Constitution of 1993
CONSTITUTION OF 1993
The Constitution of the Russian Federation was enacted on December 12, 1993 by a public plebiscite. With the breakup of the USSR in late 1991, Russia needed a new constitution to enshrine the democratic values of post-communist Russian society and to establish the legal foundations for its governing institutions.
The Constitution was the product of a three-year struggle between President Boris Yeltsin and his parliament. Throughout the period 1991 through 1993, various draft constitutions circulated. Some allocated the majority of power to a new parliament, while others favored a strong presidential system. Sharp differences also erupted between proponents of a strong central government, versus those who favored the devolution of power to the constituent republics and regions. Finally, the process by which a new constitution would be approved was not clear; some favored the convening of a constitutional congress, while others favored a referendum. The inability to resolve these issues resulted in a stalemate that led to Yeltsin's dissolution of the parliament and attack on the White House (Russia's parliament building) in October 1993.
Once ratified in December 1993, the Constitution established a strong presidential republic; some describe it as a superpresidential system. The Congress of People's Deputies was replaced with a bicameral (two-chamber) Federal Assembly. The upper chamber, the Federation Council, has 178 members—two from each of the eighty-nine republics and regions that comprise the Russian Federation. The Federation Council confirms appointments to the Supreme Court and the Constitutional Court, authorizes the use of armed forces outside Russia, and considers legislation coming from the lower chamber on the budget, taxes and currency matters, international treaties, and domestic policies.
The lower chamber, the State Duma, is comprised of 450 deputies, one half elected by a plurality in each constituency and the other half from party lists on a proportional basis. The Duma confirms nominations for Prime Minister; can pass a bill of "lack of confidence" in the government and, if such a bill is passed twice in a three-month period, can force the president to announce the resignation of the government or dissolve the Duma itself. It also confirms and dismisses the chairman of the Central Bank, Accounting Chamber, and Commissioner on Human Rights; declares amnesties; and adopts federal legislation.
The President, elected to a maximum of two four-year terms, appoints the Prime Minister, subject to consent of the Duma. The President also names other members of the government, as well as the chair of the Central Bank, judges of the Supreme Court and Constitutional Court, and the Procurator-General. The President has primary responsibility for foreign and defense policy and chairs the Security Council.

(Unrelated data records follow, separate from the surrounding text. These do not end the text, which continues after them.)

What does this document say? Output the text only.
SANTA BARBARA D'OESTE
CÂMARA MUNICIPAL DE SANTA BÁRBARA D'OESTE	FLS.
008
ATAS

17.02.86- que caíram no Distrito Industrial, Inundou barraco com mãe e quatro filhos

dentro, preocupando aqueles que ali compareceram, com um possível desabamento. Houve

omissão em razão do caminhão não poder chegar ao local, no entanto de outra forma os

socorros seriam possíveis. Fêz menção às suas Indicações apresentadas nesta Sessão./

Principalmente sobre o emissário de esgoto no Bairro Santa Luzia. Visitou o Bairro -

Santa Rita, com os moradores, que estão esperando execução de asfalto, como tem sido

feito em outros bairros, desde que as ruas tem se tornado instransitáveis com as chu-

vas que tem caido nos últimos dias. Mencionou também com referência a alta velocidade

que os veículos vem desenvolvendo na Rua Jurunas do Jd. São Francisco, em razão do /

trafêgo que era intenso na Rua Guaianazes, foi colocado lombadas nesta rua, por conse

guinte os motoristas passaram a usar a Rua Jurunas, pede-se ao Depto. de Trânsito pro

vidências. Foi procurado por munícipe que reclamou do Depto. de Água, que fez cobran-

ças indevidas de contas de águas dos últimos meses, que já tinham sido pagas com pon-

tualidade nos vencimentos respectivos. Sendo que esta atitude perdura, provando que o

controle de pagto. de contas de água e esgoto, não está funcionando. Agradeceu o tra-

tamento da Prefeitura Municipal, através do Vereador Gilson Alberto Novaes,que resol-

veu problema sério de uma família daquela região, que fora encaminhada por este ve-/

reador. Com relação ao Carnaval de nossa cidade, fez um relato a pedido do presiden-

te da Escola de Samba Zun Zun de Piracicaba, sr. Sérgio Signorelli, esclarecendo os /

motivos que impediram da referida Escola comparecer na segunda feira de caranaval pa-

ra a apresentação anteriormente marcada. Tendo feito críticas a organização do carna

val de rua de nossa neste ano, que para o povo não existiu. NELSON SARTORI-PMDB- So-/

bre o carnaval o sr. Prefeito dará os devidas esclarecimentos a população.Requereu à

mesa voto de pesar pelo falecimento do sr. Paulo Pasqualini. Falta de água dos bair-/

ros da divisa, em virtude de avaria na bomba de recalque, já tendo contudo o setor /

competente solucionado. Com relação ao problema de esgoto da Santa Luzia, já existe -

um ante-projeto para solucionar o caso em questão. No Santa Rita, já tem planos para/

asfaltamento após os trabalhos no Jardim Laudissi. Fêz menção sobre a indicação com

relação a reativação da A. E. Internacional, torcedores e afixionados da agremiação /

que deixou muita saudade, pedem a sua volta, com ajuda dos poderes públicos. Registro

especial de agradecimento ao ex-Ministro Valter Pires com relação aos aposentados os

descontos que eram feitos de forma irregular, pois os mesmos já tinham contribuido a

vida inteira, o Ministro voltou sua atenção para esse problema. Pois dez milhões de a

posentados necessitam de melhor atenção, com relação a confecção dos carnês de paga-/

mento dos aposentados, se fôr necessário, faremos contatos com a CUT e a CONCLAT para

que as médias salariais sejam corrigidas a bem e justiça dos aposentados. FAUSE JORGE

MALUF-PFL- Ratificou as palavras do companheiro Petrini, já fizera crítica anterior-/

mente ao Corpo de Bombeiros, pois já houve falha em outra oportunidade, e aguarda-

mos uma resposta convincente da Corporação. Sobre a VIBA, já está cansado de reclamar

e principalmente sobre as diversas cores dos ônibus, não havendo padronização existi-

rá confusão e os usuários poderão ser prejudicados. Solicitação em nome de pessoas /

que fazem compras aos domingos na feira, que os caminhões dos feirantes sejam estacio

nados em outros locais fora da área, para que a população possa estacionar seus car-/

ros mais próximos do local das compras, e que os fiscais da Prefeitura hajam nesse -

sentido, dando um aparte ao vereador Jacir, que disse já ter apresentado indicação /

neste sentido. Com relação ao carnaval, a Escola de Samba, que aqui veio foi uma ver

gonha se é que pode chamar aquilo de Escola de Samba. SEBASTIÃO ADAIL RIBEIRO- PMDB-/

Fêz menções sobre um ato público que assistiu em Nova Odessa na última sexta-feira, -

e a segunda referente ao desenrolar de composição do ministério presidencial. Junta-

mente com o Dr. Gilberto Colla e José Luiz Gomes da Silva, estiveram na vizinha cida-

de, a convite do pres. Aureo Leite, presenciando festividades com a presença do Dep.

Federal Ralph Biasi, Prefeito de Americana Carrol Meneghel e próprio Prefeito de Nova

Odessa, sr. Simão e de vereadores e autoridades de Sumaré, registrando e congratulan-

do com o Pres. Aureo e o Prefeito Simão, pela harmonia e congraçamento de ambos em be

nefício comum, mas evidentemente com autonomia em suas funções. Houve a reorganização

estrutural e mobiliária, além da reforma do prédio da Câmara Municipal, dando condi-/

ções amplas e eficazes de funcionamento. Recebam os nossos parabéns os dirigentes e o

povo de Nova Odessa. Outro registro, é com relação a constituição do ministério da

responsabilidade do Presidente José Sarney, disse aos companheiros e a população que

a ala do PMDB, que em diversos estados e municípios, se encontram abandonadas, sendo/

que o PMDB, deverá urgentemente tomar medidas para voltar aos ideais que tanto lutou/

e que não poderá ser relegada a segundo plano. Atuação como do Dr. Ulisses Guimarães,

The President may dismiss the government without consultation or consent of the Duma. The President can call for a national referendum and can issue decrees that are binding, so long as they are not in conflict with federal law or the constitution. The President can veto legislation, which requires a two-third vote of both houses to be overridden. Under certain circumstances, the President also has the power to dissolve the parliament and force new elections.
The 1993 Constitution establishes federal supremacy over "the subjects" of the Russian Federation. The President has the power to suspend acts of executive officials in the regions and republics. Although Article 72 mentions broad policy areas that are considered "joint federal-regional jurisdiction," it is the President who mediates disputes between federal and regional governments. No powers or policy matters are designated as exclusively the domain of the subjects of the federation. Despite its flaws, the Constitution of the Russian Federation gained widespread acceptance and provided much needed stability as the country endured wrenching political, economic, and social changes in the decade 1994–2003.
See also: federal assembly; referendum of december 1993
Ahdieh, Robert. (1997). Russia's Constitutional Revolution. University Park: Pennsylvania State University Press.
Sharlet, Robert. (1999). "Constitutional Implementation and State-Building: Progress and Problems of Law Reform in Russia." In State-Building in Russia: The Yeltsin Legacy and the Challenge of the Future, ed. Gordon B. Smith. Armonk, NY: M. E. Sharpe.
Smith, Gordon B. (1996). Reforming the Russian Legal System. Cambridge, UK: Cambridge University Press.